Não deite a tinta fora

Alexandre Silva, o chef que acompanhámos recentemente às compras na lota de Peniche, tem também um truque para acrescentar sabor. Quando amanha as lulas, reserva aquele pequeno saco de tinta bem carregada de cor. Enquanto as lulas estão a grelhar (“ficam no ponto quando acabam de enrolar-se”, diz-nos), Alexandre emulsiona a tinta com um caldo de peixe e usa esta fusão de sabores para, na hora de servir os clientes, temperar tudo. É uma bela dica.

Versão em cru

Agora imaginemos que o leitor não vive sem comida japonesa e quer fazer uma surpresa aos amigos. Pode fazer como o chef Lucas Azevedo, do restaurante Praia no Parque (Lisboa): comprar uma lula por volta de 1,5 quilos e, depois de amanhada, congelá-la a menos 20 graus, durante 24 horas. Isso é importante não só para destruir o parasita anisakis como para amolecer as fibras da lula. Depois, é deixar descongelar um pouco e laminar finamente o cefalópode, que será temperado com limão (de preferência yuzu ou limão galego açoriano), malagueta e sal. Por fim, um fio de azeite da variedade cordovil e estamos perante uma entrada de causar bruaá na sala.

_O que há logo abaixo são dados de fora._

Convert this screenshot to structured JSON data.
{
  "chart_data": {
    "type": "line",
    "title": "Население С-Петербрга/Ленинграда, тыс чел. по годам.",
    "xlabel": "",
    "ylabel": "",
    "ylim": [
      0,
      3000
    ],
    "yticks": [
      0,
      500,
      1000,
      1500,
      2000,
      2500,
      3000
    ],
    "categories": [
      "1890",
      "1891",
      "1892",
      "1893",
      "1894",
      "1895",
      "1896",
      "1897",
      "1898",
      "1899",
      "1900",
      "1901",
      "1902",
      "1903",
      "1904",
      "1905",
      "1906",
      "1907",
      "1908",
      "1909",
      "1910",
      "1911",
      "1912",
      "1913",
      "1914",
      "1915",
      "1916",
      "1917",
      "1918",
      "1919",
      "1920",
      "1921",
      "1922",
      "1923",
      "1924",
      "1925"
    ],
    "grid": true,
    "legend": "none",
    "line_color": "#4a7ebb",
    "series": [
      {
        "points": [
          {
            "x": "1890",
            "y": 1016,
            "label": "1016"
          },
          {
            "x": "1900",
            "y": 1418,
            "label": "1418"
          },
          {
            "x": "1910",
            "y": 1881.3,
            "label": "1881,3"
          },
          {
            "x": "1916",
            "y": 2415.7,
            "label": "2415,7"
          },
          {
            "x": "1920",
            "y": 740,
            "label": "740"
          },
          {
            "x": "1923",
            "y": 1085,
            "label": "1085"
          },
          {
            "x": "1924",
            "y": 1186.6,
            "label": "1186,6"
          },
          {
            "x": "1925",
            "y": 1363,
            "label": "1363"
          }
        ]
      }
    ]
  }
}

Para substituir os noodles de arroz

Certa vez calhou-nos provar um pho, a sopa vietnamita que nos tira do sério, feito por Rui Silvestre (uma estrela Michelin no restaurante Vistas, em Castro Marim) e, por ser tão espectacular, pedimos-lhe a receita porque, curiosamente, tinha substituído os noodles de arroz por lula crua laminada e isso pareceu-nos uma excelente ideia. E lá fomos para a cozinha, onde estivemos cerca de oito horas a preparar o caldo. Como é fácil de imaginar, a brincadeira não se repetiu. Mas, se o leitor tem um doutoramento em paciência, pois esteja à vontade: é só sacar uma receita de pho na internet e, no final, substituir os noodles de arroz pela lula. Se um pho já é a delicadeza em si, com a lula tudo fica melhor.


Artigo corrigido às 18h32 de 12 de Abril de 2022, para rectificar o nome do chef Rui Silvestre.